One of the biggest advantages of having a cheat sheet is increased confidence to bill at the highest level which is appropriate in accordance to the medical service provided. Furthermore, it will maximize revenue and aid in improving the documentation to eliminate RAC audit risk. Reports suggest that many providers end up under coding which results in loss of revenue. A cheat sheet they can ensure their base is covered.
The cheat sheet should cover steps about filing a clean error free claim. A clean medical claim comprises of no mistakes and is processed without any additional information from the provider or third party.
The claim should have a procedure code along with a supporting diagnosis code, this will remove any questions about medical necessity and the claim should not have any expired or deleted codes. One of the most necessary steps here is that the claim should include all the required information; like patient name, address, date of birth etc; in the proper fields. Finally the most important point is the claim should be submitted on time.

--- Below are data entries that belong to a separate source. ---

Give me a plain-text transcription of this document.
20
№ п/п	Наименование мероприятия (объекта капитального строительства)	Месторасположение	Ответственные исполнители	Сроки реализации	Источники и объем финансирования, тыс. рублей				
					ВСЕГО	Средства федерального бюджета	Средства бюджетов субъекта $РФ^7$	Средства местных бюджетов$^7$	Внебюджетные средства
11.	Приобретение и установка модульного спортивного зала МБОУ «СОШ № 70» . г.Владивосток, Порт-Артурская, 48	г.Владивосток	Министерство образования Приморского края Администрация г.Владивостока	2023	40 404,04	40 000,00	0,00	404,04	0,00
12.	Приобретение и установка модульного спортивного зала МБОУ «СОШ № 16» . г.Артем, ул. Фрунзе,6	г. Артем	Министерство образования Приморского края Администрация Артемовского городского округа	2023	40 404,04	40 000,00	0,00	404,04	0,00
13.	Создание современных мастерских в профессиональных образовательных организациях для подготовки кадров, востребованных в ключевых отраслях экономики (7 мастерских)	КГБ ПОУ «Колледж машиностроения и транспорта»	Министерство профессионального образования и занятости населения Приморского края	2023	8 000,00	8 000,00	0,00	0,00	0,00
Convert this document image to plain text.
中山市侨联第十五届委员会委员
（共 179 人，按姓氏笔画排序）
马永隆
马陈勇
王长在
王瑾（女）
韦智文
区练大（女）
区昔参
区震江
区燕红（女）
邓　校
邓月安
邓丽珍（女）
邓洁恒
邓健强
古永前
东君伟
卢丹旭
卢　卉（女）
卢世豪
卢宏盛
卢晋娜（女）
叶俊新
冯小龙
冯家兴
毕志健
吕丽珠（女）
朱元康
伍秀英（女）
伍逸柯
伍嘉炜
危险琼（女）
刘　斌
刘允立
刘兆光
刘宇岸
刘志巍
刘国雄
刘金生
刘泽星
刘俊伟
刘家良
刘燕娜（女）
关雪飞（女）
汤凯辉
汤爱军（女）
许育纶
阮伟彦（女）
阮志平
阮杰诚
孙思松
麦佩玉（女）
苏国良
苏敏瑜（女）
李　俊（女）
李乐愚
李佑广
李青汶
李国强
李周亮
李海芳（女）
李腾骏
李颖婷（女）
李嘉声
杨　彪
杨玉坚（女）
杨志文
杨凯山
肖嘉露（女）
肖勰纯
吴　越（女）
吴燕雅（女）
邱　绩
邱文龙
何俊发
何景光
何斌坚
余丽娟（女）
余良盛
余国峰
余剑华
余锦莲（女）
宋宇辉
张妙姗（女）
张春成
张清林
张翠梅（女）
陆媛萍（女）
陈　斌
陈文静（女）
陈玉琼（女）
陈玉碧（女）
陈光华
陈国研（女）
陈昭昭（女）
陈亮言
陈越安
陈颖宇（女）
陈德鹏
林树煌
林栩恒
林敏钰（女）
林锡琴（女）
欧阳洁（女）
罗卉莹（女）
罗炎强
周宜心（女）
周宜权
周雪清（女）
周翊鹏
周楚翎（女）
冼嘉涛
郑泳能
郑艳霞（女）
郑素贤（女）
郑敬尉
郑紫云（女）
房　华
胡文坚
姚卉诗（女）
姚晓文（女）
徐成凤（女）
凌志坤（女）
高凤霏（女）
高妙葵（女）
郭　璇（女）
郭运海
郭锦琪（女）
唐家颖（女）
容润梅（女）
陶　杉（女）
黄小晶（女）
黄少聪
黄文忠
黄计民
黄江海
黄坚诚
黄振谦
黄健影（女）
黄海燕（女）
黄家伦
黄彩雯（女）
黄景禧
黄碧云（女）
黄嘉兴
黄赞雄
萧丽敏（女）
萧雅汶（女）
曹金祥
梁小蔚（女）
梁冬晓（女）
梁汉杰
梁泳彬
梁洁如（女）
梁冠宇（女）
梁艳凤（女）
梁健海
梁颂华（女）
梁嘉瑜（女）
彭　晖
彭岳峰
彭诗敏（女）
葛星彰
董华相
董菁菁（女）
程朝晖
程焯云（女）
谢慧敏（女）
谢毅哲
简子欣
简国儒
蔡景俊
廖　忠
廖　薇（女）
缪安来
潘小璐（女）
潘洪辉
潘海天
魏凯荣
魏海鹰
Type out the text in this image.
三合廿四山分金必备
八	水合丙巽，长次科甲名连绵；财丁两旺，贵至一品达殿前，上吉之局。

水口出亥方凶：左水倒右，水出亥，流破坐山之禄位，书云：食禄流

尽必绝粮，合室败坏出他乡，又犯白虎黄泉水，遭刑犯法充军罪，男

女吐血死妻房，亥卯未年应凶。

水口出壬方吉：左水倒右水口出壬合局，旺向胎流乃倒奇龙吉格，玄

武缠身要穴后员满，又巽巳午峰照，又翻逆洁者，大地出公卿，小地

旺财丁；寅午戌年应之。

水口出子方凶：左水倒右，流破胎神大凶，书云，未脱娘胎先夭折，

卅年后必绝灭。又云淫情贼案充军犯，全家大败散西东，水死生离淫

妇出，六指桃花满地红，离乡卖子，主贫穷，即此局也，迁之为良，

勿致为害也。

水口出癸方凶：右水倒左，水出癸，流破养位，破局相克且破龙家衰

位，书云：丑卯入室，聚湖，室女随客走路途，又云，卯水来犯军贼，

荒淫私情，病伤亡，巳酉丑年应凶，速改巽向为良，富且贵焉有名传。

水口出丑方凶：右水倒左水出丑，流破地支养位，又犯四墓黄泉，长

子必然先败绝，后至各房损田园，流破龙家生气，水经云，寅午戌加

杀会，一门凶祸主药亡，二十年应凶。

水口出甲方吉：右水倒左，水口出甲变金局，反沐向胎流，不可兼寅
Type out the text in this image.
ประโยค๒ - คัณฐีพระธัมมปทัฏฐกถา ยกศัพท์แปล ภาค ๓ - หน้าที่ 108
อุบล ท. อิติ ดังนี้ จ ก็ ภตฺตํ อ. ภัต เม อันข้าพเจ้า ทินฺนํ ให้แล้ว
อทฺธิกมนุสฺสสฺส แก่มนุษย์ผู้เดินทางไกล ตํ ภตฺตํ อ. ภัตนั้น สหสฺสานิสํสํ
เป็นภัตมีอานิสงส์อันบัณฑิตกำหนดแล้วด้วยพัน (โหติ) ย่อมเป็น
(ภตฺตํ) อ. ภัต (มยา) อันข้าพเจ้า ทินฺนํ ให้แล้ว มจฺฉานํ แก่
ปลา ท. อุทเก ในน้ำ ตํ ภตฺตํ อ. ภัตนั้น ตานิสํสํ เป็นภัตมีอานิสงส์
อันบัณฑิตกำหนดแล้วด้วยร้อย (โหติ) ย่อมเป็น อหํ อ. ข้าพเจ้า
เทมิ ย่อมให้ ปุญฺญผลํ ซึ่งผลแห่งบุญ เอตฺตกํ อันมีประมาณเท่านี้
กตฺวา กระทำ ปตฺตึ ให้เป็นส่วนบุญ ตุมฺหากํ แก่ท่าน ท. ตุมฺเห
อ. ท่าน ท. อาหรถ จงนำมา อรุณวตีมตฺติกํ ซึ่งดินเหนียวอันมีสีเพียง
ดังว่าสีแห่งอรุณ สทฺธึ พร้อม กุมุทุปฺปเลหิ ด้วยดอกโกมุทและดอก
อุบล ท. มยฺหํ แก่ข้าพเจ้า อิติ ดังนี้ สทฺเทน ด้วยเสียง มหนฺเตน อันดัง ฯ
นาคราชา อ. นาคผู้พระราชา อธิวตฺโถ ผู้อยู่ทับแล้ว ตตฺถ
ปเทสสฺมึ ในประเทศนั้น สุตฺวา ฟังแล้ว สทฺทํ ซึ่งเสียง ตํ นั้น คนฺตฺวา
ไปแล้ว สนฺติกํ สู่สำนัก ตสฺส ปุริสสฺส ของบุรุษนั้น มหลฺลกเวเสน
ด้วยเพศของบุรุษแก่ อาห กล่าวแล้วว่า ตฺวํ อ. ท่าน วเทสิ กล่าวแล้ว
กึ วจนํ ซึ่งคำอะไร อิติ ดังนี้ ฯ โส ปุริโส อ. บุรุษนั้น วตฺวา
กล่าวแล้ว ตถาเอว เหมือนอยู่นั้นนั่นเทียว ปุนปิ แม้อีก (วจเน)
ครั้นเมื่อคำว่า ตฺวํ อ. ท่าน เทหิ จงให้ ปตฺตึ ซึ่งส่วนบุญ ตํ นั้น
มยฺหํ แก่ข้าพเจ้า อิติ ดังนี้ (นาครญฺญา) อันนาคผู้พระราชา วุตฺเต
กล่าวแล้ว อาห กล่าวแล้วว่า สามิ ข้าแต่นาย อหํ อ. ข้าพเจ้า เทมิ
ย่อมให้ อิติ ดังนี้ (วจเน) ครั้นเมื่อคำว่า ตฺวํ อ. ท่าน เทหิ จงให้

Usage of acronyms and abbreviations in billing and coding is quite common. In fact this is extensively used in medical records to save time. Each practitioner will keep his own set of acronyms handy which are related to his specialty but there are some common abbreviations which are used by all; namely; CMS, EDI, EOB, HIPAA, HMO, POS, WC and few more.
Payers offer myriad coverage to their members and billers and coders need to be able to read the contracts and extricate the necessary information which will be required to follow up on the claims. Usually payers have standard contracts that they offer.
As discussed billing and coding is a complex as well as a rewarding job. Complex as there are several factors to deal with and rewarding because if the job is done well it will earn good revenue for the practice.